Karen Rivers Watch calls for protection of rivers in Myanmar
On the International Day of Action for Rivers and Against Dams (March 14), Karen Rivers Watch issued a declaration urging the protection of Myanmar's major rivers - including the Salween and Irrawaddy - which are vital to the livelihoods, culture, and spiritual identity of Indigenous communities. These rivers face severe threats from large-scale dam projects, illegal mining, and rare-earth mineral extraction driven by the military junta (SAC), resulting in toxic contamination (arsenic levels up to 55× the safe limit in the Salween), biodiversity loss, forced displacement, and deteriorating community health. The statement calls on ethnic de facto governments, the National Unity Government, the international community, and ASEAN to halt destructive extraction projects, impose legal sanctions on the SAC, and develop inclusive, federal-level environmental and water governance policies grounded in free, prior, and informed consent of Indigenous peoples.
Politics
Myanmar’s post-coup parliament sits packed with junta allies
Myanmar's military junta has convened parliament for the first time since its 2021 coup, filling it with pro-military lawmakers from the Union Solidarity and Development Party and members of the active armed forces, following a stage-managed election held in December and January. The vote was boycotted by resistance forces controlling large parts of the country, and democracy watchdogs have condemned it as illegitimate, with analysts describing the new MPs as a proxy designed to give military rule a civilian veneer. Junta chief Min Aung Hlaing is widely expected to transition into the presidency or continue pulling strings behind the scenes, effectively maintaining military control under the guise of a civilian government.

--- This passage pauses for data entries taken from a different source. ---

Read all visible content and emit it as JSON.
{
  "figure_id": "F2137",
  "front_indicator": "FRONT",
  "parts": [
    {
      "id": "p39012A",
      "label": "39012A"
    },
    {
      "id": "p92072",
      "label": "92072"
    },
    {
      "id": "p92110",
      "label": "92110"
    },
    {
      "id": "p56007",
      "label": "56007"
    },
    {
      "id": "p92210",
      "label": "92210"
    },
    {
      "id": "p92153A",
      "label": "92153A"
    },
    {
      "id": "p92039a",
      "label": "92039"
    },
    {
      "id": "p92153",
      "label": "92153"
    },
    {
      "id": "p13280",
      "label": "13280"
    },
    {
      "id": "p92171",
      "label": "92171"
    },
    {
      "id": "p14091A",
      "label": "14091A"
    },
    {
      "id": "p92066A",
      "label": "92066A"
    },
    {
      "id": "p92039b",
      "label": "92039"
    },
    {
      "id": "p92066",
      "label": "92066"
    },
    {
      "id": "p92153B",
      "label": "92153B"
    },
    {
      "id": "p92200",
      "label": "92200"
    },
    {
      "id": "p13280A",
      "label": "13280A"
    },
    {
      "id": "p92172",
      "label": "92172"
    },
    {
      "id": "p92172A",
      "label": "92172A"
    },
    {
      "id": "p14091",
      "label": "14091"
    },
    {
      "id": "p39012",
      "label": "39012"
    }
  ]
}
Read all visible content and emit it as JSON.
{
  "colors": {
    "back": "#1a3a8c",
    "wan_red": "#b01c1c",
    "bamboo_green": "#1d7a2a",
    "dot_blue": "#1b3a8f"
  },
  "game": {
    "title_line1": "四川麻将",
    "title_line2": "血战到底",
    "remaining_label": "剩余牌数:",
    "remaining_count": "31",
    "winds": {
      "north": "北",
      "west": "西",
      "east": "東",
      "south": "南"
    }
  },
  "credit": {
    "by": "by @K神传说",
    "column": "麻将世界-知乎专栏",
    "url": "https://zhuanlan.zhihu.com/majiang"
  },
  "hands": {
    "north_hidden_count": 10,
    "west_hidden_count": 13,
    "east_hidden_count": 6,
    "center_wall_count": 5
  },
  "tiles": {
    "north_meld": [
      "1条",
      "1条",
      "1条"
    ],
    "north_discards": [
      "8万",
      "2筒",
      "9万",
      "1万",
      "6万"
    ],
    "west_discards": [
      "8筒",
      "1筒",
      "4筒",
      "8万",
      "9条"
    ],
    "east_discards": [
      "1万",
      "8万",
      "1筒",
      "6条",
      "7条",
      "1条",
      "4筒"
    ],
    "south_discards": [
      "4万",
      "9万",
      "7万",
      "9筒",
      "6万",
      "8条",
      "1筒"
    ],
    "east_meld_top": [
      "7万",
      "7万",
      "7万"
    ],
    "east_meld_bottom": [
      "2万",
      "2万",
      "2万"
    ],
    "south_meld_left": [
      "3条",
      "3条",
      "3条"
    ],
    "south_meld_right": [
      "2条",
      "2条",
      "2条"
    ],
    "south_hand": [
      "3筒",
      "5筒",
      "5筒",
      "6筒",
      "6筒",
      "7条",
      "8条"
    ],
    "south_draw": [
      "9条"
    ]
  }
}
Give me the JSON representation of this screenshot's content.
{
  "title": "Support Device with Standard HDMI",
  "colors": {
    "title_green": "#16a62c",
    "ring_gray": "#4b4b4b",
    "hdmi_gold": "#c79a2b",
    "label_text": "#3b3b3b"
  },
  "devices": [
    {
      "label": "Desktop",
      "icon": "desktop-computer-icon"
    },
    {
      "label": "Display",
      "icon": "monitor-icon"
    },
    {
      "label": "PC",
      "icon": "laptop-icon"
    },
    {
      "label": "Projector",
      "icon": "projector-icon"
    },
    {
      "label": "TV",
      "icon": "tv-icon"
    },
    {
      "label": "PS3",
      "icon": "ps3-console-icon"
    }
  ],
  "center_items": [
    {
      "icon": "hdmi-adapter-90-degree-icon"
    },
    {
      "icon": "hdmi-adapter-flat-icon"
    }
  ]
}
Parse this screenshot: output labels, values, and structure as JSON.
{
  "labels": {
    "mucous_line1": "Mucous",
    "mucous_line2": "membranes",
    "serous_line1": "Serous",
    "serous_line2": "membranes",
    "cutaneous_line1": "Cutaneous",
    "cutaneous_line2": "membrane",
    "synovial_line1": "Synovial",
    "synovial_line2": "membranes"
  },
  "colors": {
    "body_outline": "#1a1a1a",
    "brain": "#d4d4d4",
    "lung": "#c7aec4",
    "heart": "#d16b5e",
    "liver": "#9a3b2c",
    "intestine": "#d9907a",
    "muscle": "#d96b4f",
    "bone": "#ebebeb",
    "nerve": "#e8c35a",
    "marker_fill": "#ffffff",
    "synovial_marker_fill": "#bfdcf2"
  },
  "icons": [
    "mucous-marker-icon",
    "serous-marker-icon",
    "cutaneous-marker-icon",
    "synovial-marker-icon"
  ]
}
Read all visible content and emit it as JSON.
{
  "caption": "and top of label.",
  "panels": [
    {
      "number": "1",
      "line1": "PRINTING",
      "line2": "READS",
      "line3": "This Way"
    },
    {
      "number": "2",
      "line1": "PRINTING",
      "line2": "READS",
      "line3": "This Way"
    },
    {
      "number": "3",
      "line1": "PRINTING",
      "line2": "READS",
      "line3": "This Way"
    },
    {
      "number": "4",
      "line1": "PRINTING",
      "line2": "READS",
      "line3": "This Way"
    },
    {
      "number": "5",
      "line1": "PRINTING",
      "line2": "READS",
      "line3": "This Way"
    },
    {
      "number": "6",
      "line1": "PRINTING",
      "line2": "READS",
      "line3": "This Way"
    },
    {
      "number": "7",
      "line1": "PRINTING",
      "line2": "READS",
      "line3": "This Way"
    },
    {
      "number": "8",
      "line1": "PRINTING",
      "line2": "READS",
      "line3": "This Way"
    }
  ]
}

Two Ex-Generals Elected Speakers of Myanmar’s Martial Parliament
Myanmar's military proxy party (USDP) convened its first parliamentary session since the 2021 coup in Naypyitaw, with two former generals - Khin Yi and Maung Maung Ohn - elected as speaker and deputy speaker of the Lower House. The parliament was formed through a December-January election widely seen as rigged, with meaningful opposition barred and a quarter of seats reserved for uniformed soldiers under the 2008 military-drafted constitution. In response, the shadow National Unity Government (NUG) held its own online session, rejecting the new legislature as illegitimate and warning against treating it as a normal political development.